His enormous popularity was further enhanced by Hollywood, which used his soundtrack performances in three films from the mid-1940s (
I’ve Always Loved You
,
Song of Love
, and
Night Song
), and featured him in two others,
Carnegie Hall
and
Of Men and Music
. A 1975 film documentary called
Love of Life
chronicled his fascinating life and times, and a 90- minute television special, “Rubinstein at 90” followed by only one year his farewell recital in London.

A few days before Christmas, 1982, as Nicolas Slonimsky has put it so poetically, Rubinstein “slid gently into death in his Geneva apartment, as in a pianissimo ending of a Chopin nocturne. . . .”

The Virtuoso’s Virtuoso: Horowitz

The story goes that after a concert in Ann Arbor, Michigan, a young fan approached the great Vladimir Horowitz (1904–1989) with the words, “Maestro, how do you do it? You must have at least 20 degrees of subtlety between piano and pianissimo.” “Ah,” replied the pianist, “thank you my friend for noticing.”

Horowitz had such incredible finger control that his technical prowess got a lot more press and audience attention than his musical gifts. As Harold Schonberg points out in his invaluable book
The Great Pianists
, “Horowitz never liked to be known as a stunt man. Aside from some extraordinary tours de force that he himself wrote as recital-closers—a transcription of Sousa’s ‘Stars and Stripes Forever,’ arrangements of several Liszt rhapsodies, and so on—he considered himself an artist who used his technique for musical ends. Unfortunately, he was too rich technically for such a modest disclaimer, and his audiences generally came to see him turn the piano upside down.”

Despite international stardom and the idolization of his audiences, Horowitz several times left the concert stage, once for a two-year hiatus in 1936 after his marriage to Wanda Toscanini (daughter of the famous conductor), then for a far lengthier retirement, from 1953 to 1965. His return to the stage—at Carnegie Hall, May 9, 1965—made international headlines, with all tickets sold out within a matter of a few hours. Fortunately, that entire recital was recorded, and thus will live forever as a golden moment in musical history. The CD is called
The Historic Return to Carnegie Hall
; it comes packaged with another Horowitz recital program, and includes works by Bach, Debussy, Schumann, Scriabin, Chopin and more.

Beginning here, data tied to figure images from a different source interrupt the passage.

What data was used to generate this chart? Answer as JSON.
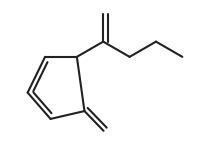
{
  "background_color": "#ffffff",
  "line_color": "#222222",
  "line_width": 1.5,
  "dbo": 0.012,
  "figsize": [
    2.1,
    1.45
  ],
  "dpi": 100
}
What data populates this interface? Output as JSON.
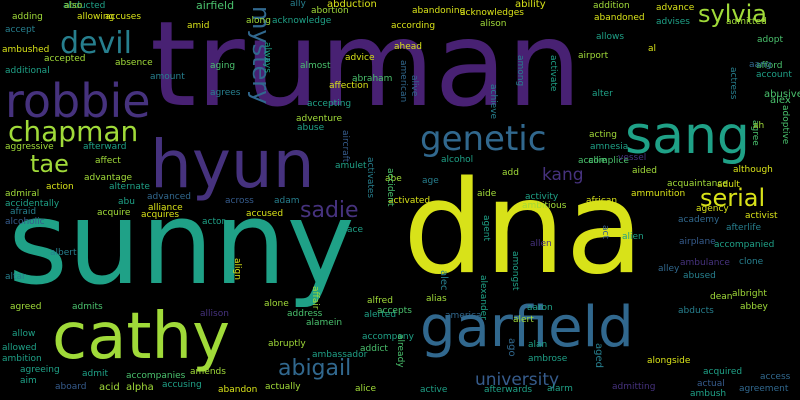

The label is SONY Classical S3K 53461.

 

 
Bet You Didn’t Know
When tickets went on sale for that return concert, 57th Street was jammed with people waiting in the rain, desperate to be able to purchase one of the priceless tickets. Horowitz was so touched by this evidence of his fans’ devotion that he ordered hundreds of cups of coffee to be delivered to them in line.